In their petition, Bristol Myers attorneys argue that the federal court created an impossible standard with “judicially crafted” requirements that the patent shows the inventor “possessed the full scope of the claimed invention,” including all “known and unknown” variations of individual components.
The consequences of this judicial embroidery have been devastating for innovation. It has led the Federal Circuit to invalidate numerous patents by demanding the impossible. The effect has been particularly lethal in the biological arts, where it “represents both bad law and bad policy” and “may threaten innovation.”
For its part, Kite’s founders and acquirers have denied any wrongdoing and aren’t likely to fold now.
Kite came in as a close second to Novartis in winning an approval for its CAR-T, Yescarta. Juno, on the other hand, was forced to scrap its lead therapy after a series of patient deaths, forcing a pivot that led to a lengthy delay, especially after Celgene bought out Juno and took control of the development program. Bristol Myers later bought out Celgene and inherited the legal case in the process.
Juno built its case around the ‘190 patent from Sloan Kettering, which was exclusively licensed.

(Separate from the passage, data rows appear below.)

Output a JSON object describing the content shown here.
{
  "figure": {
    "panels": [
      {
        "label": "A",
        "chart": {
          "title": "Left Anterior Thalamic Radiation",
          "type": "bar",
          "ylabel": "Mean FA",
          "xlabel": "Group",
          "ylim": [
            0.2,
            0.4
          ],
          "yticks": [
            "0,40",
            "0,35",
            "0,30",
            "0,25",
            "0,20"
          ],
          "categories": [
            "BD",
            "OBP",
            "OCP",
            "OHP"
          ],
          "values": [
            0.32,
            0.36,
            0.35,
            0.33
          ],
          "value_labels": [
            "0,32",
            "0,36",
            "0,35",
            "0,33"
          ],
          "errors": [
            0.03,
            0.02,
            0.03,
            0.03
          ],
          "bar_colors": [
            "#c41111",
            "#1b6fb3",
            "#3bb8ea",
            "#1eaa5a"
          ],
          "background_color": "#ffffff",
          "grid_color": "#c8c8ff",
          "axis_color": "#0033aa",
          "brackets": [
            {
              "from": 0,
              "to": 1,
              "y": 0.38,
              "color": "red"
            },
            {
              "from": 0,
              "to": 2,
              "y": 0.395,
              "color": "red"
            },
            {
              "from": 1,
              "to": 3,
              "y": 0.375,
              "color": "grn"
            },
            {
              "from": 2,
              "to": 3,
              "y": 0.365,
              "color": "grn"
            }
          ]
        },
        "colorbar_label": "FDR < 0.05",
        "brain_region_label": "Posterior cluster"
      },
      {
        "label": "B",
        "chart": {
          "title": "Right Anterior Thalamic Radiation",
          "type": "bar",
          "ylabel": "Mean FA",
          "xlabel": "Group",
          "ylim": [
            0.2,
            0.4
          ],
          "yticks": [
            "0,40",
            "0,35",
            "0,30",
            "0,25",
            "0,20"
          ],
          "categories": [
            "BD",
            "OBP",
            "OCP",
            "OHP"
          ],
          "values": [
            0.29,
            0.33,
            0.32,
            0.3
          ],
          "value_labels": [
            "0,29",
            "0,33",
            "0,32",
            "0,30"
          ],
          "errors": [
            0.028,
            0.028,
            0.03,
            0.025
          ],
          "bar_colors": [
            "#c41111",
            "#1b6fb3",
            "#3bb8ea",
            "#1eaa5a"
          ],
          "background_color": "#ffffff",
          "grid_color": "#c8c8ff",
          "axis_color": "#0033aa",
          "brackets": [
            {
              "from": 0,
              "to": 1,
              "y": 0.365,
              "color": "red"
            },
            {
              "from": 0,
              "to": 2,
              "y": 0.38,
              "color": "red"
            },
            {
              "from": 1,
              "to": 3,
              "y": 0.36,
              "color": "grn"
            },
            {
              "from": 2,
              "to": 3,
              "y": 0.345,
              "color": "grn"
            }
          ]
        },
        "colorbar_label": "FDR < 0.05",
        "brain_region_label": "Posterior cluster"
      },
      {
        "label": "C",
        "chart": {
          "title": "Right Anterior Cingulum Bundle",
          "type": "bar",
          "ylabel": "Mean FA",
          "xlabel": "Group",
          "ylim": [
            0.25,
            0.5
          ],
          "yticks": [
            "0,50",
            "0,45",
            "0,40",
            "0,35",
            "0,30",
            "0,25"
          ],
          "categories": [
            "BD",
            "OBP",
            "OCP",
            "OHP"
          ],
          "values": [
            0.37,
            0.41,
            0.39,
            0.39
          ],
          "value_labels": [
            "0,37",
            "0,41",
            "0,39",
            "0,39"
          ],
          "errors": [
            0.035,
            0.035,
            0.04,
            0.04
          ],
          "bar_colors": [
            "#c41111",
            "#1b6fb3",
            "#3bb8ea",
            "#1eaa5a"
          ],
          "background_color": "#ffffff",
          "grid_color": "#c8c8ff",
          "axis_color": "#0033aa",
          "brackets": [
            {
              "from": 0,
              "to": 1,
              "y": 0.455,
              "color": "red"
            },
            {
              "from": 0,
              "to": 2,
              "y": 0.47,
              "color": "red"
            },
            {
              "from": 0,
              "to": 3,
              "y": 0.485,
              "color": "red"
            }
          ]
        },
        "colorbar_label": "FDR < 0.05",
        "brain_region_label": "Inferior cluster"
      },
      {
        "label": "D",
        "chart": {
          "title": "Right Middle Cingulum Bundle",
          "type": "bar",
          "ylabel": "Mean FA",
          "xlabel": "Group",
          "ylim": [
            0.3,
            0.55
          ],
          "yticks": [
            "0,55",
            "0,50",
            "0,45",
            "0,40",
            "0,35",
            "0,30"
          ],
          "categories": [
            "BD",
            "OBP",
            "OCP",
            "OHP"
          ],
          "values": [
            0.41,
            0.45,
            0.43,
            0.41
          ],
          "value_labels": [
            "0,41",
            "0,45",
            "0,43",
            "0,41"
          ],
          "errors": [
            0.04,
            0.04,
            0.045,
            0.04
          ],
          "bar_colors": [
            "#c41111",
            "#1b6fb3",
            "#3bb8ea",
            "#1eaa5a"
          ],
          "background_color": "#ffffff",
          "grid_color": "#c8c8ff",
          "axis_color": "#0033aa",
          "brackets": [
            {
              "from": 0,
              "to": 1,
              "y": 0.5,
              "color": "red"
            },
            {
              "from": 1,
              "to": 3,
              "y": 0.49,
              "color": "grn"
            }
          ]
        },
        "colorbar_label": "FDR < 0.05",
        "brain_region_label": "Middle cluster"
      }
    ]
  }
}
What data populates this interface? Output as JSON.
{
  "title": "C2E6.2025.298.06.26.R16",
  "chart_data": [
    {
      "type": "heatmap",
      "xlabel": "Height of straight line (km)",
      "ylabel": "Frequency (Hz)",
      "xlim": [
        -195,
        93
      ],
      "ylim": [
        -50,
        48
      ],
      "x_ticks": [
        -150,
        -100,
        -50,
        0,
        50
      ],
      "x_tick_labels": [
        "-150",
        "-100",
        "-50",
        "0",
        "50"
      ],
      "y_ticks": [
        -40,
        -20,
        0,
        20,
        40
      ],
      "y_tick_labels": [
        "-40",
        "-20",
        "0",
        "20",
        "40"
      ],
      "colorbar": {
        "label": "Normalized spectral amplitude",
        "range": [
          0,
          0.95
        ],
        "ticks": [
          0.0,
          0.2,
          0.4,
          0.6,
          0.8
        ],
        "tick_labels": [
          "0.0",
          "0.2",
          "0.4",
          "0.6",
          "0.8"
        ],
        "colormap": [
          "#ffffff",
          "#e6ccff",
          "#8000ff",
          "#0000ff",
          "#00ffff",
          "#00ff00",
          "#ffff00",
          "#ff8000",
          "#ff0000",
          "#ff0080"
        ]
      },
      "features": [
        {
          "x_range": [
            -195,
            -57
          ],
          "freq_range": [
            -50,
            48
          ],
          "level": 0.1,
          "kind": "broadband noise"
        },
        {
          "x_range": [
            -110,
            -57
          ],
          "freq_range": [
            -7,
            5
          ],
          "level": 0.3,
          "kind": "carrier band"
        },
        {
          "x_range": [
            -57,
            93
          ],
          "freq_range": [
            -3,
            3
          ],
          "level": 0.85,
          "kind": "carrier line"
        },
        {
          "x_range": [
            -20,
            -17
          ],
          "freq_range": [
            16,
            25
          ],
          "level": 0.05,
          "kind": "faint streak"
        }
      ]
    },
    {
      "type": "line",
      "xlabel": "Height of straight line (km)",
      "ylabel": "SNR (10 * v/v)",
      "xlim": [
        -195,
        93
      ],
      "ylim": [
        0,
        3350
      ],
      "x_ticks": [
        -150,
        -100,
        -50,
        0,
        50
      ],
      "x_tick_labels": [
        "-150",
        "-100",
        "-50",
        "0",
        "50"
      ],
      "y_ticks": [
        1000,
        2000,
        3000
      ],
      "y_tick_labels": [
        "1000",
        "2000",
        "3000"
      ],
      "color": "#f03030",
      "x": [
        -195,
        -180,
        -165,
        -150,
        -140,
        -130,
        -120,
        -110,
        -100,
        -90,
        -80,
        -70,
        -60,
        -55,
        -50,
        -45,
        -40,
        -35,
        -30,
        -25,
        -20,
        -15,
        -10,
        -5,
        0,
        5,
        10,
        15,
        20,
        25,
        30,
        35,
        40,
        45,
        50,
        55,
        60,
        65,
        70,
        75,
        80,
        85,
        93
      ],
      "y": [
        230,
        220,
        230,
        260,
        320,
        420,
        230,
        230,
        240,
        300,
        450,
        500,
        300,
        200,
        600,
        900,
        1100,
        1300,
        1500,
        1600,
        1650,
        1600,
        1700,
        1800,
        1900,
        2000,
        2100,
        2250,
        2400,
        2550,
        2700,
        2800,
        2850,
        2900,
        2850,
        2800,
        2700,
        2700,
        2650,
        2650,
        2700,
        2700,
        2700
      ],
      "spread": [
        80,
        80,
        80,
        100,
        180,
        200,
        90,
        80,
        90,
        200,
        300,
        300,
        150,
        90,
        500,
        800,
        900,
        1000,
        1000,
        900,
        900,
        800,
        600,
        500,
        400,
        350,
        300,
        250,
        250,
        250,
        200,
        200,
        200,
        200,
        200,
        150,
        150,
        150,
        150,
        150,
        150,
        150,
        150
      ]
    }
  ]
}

Calling Kite’s infringement on the central ‘190 patent “willful,” Judge Philip Gutierrez ruled two years ago that Kite should pay more than $778 million — consisting of a $585 million upfront and $193 million in royalties on $603.6 million in net revenue. Then he added more than $32 million in interest and “enhanced damages” of $389 million.
The Supreme Court justices now have to decide whether they will take the case before Bristol Myers and Sloan Kettering can find out whether they still have a chance of winning.